5. Ist der Sachvortrag einer Partei nicht bereits vom Gegner zugestanden oder angesichts des wechselseitigen Verhaltens der Parteien als der wahrscheinlichere Geschehensablauf anzusehen, kann der Gesprächsverlauf auch durch anwaltliche Versicherung an Eides Statt oder Gesprächsnotizen glaubhaft gemacht werden.
Verfahrensgang
LG Dresden (Beschluss vom 12.02.2008; Aktenzeichen 10 O 0142/06) |
Tenor
1. Auf die Beschwerde der Klägerin wird der Beschluss des LG Dresden vom 12.2.2008, der die Kosten des Berufungsverfahrens behandelt, geändert.

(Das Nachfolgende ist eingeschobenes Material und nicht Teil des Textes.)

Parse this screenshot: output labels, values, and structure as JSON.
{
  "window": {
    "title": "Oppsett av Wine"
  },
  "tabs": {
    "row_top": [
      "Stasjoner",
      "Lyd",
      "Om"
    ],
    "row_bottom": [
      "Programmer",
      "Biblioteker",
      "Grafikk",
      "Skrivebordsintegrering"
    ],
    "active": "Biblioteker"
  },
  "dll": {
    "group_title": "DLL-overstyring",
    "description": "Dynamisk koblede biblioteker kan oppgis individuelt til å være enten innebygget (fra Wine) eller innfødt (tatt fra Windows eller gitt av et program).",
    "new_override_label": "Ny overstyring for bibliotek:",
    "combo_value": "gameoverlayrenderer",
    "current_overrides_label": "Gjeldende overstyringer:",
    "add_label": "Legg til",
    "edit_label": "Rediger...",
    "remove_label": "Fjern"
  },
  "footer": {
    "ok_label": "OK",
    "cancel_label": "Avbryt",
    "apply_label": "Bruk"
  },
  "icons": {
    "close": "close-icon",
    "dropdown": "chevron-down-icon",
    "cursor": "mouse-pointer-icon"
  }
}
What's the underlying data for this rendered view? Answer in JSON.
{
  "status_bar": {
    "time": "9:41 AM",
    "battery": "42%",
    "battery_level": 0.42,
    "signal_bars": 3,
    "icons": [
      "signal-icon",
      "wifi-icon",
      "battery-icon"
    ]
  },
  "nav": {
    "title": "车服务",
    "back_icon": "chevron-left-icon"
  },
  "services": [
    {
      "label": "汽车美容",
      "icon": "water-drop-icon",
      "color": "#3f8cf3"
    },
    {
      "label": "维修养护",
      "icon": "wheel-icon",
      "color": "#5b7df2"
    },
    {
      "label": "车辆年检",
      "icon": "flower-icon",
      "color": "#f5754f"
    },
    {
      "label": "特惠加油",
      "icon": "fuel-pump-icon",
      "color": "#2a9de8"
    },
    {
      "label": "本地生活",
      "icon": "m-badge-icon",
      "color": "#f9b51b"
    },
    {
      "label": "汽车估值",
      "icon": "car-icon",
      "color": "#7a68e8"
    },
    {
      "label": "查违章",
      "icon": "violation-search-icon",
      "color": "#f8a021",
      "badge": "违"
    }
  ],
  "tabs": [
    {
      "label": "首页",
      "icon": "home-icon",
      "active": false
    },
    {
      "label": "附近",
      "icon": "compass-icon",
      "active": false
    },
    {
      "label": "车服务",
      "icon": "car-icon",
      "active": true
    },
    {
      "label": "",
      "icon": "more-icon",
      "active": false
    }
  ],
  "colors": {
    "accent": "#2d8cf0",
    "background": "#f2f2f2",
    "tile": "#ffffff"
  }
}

Die von der Beklagten der Klägerin nach dem Beschluss des OLG Dresden vom 23.11.2007 (21 U 3 83/07) zu erstattenden Kosten werden auf 9.635,30 EUR nebst Zinsen i.H.v. 5 Prozentpunkten über dem Basiszinssatz seit 28.11.2007 festgesetzt.
2. Die Beklagte trägt die Kosten des Beschwerdeverfahrens.
3. Wert der Beschwerde: 4.109,78 EUR.
4. Die Rechtsbeschwerde wird zugelassen.
Gründe
I. Die Parteien streiten um die Festsetzung von Kosten, die auf eine anwaltliche Terminsgebühr im Berufungsverfahren entfallen. Mündlich verhandelt wurde das Rechtsmittel der Beklagten nicht. Das Berufungsgericht hat es vielmehr nach § 522 Abs. 2 ZPO zurückgewiesen. Die Klägerin stützt ihren Festsetzungsantrag auf ein Telefonat, das ihr Prozessbevollmächtigter mit dem gegnerischen Anwalt geführt hat.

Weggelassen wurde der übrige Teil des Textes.